BTW, I did not look to put PostgreSQL in bad conditions - the test is
the test, and as I said 2 years ago PostgreSQL outperformed MySQL on
the same test case, and there was nothing done within MySQL code to
improve it explicitly for db_STRESS.. And I'm staying pretty honest
when I'm testing something.
Rgds,
-Dimitri
On 5/12/09, Robert Haas <robertmhaas@gmail.com> wrote:
> On Tue, May 12, 2009 at 8:59 AM, Dimitri <dimitrik.fr@gmail.com> wrote:
>> Wait wait, currently I'm playing the "stress scenario", so there are
>> only 256 sessions max, but thing time is zero (full stress). Scenario
>> with 1600 users is to test how database is solid just to keep a huge
>> amount of users, but doing only one transaction per second (very low
>> global TPS comparing to what database is able to do, but it's testing
>> how well its internals working to manage the user sessions).
>
> Didn't we beat this to death in mid-March on this very same list?

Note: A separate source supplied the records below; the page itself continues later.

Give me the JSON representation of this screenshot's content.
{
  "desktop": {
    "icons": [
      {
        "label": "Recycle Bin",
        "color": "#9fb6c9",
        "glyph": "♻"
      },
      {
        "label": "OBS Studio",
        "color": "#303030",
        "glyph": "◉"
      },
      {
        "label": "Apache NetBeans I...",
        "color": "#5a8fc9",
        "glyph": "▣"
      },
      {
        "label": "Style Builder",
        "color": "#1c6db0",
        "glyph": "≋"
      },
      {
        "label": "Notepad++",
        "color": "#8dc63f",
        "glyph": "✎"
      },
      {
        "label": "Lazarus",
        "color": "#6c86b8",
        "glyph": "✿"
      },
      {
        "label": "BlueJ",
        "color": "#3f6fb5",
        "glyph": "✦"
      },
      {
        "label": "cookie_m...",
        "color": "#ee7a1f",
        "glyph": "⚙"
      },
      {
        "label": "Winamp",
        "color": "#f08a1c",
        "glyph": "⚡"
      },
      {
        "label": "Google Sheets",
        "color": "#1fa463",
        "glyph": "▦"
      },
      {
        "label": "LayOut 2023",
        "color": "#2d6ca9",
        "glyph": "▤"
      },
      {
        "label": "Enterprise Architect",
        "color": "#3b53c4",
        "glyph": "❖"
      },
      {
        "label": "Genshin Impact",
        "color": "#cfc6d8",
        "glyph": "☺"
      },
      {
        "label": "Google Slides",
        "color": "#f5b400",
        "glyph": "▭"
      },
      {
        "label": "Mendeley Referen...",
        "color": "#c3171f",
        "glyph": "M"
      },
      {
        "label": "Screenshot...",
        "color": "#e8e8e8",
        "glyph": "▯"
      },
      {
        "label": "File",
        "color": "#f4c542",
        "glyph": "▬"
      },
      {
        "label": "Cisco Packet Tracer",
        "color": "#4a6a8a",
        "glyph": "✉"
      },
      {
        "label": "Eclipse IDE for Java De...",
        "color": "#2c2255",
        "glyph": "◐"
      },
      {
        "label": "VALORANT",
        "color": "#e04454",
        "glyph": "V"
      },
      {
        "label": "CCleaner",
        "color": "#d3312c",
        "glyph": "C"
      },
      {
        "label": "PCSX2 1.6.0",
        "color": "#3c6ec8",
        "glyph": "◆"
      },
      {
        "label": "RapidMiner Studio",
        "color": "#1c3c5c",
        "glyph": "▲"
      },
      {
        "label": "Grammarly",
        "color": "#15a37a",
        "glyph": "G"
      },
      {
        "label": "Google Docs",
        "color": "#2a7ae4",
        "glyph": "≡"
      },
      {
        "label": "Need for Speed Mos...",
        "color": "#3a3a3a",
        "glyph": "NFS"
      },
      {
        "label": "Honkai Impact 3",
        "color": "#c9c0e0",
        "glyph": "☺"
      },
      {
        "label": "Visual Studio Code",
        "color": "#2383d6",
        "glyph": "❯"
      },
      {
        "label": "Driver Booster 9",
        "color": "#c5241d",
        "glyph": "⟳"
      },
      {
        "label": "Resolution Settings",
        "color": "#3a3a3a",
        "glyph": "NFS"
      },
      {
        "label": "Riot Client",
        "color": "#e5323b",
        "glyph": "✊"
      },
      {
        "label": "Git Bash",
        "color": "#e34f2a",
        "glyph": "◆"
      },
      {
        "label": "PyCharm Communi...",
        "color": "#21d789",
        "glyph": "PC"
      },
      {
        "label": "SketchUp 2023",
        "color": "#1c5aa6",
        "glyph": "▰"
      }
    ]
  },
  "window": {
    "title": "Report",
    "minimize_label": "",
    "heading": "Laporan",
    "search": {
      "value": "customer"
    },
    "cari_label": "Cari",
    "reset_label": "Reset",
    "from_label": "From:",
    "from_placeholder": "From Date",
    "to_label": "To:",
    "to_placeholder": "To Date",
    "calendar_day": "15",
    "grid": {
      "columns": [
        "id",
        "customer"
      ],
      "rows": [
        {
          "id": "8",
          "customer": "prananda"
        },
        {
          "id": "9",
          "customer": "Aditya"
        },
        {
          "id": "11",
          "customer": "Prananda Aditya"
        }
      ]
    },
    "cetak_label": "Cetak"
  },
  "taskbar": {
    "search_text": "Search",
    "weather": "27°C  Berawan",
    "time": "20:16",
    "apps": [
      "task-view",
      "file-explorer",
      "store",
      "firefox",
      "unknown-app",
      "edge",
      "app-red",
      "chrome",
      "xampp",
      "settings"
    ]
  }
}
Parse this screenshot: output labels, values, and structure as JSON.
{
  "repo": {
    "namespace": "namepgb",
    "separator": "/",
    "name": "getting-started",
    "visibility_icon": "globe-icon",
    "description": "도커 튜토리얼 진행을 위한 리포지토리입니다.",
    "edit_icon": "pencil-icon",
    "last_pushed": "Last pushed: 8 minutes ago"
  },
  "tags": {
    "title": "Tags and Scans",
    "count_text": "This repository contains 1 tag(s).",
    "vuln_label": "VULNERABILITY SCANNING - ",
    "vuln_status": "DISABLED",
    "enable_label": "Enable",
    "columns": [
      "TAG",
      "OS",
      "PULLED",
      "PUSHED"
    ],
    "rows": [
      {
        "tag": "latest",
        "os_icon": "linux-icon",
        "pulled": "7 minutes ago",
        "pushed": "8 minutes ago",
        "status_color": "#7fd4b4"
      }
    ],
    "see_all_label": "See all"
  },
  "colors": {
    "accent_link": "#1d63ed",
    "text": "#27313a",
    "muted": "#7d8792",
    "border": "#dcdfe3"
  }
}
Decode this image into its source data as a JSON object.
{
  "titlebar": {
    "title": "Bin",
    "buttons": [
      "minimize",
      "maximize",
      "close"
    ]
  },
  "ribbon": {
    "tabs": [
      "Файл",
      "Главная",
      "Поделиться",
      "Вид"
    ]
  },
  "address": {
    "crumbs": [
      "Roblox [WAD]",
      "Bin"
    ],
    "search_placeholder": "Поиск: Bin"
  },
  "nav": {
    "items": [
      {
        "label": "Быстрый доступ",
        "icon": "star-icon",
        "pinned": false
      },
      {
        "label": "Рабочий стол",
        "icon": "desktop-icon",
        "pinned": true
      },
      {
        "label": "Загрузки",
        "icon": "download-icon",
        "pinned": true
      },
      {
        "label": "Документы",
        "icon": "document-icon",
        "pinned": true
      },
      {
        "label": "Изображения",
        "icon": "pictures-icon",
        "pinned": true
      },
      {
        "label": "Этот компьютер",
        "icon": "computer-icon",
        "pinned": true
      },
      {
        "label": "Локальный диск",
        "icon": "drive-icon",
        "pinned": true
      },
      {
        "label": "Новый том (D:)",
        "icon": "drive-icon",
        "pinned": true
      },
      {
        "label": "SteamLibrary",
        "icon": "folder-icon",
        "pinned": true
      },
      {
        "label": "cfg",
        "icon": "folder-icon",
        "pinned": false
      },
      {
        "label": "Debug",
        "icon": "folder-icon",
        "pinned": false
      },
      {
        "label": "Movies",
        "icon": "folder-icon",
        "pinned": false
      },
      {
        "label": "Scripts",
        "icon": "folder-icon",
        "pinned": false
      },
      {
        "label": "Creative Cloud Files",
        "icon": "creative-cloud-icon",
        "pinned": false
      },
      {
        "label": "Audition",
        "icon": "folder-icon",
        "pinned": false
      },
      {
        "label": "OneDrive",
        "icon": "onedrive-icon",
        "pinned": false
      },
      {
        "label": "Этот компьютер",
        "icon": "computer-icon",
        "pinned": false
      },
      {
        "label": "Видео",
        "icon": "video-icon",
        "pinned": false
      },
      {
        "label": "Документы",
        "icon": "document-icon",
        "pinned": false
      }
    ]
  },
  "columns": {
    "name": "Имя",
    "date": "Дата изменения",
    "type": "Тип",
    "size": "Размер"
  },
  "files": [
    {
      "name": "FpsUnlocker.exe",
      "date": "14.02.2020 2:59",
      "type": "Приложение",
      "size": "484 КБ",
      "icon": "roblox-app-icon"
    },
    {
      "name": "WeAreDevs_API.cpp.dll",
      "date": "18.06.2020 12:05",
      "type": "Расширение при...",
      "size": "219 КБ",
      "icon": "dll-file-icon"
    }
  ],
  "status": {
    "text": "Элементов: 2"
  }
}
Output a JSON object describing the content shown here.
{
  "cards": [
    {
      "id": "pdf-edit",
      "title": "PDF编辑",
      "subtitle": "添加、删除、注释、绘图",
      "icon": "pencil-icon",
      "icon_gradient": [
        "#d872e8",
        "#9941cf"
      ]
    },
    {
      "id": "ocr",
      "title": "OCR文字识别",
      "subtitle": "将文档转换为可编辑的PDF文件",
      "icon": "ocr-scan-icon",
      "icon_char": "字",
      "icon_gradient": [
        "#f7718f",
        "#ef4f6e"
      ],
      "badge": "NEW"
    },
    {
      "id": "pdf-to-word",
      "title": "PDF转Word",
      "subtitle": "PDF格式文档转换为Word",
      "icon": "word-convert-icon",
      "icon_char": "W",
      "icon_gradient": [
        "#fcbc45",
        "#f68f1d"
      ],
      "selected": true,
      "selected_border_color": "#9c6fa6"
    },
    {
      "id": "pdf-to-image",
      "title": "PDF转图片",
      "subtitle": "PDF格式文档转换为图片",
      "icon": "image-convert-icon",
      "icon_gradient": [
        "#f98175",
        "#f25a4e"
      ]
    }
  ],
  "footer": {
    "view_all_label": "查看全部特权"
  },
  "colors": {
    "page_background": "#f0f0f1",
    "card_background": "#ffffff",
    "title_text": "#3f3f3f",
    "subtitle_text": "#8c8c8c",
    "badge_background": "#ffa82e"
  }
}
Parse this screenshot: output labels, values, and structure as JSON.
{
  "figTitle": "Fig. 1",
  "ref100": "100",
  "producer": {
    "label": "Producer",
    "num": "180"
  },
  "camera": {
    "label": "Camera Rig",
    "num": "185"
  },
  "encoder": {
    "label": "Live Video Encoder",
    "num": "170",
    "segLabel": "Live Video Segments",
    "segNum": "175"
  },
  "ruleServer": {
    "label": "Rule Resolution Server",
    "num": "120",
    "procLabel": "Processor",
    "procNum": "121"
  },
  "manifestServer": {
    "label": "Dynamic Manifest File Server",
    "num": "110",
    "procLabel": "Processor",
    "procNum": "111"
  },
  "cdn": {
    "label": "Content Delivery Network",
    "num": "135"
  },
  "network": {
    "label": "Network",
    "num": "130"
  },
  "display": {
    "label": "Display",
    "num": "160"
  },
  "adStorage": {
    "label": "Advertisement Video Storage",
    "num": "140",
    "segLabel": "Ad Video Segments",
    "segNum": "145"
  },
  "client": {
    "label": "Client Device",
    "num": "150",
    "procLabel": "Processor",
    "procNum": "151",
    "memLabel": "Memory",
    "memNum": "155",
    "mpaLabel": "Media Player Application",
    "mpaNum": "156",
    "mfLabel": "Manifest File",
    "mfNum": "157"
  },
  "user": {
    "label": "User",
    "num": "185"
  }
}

> Last time I think it was Jignesh Shah. AIUI, it's a well-known fact
> that PostgreSQL doesn't do very well at this kind of workload unless
> you use a connection pooler.
>
> *goes and checks the archives* Sure enough, 116 emails under the
> subject line "Proposal of tunable fix for scalability of 8.4".
>
> So, if your goal is to find a scenario under which PostgreSQL performs
> as badly as possible, congratulations - you've discovered the same
> case that we already knew about. Obviously it would be nice to
> improve it, but IIRC so far no one has had any very good ideas on how
> to do that. If this example mimics a real-world workload that you
> care about, and if using a connection pooler is just not a realistic
> option in that scenario for whatever reason, then you'd be better off
> working on how to fix it than on measuring it, because it seems to me
> we already know it's got problems, per previous discussions.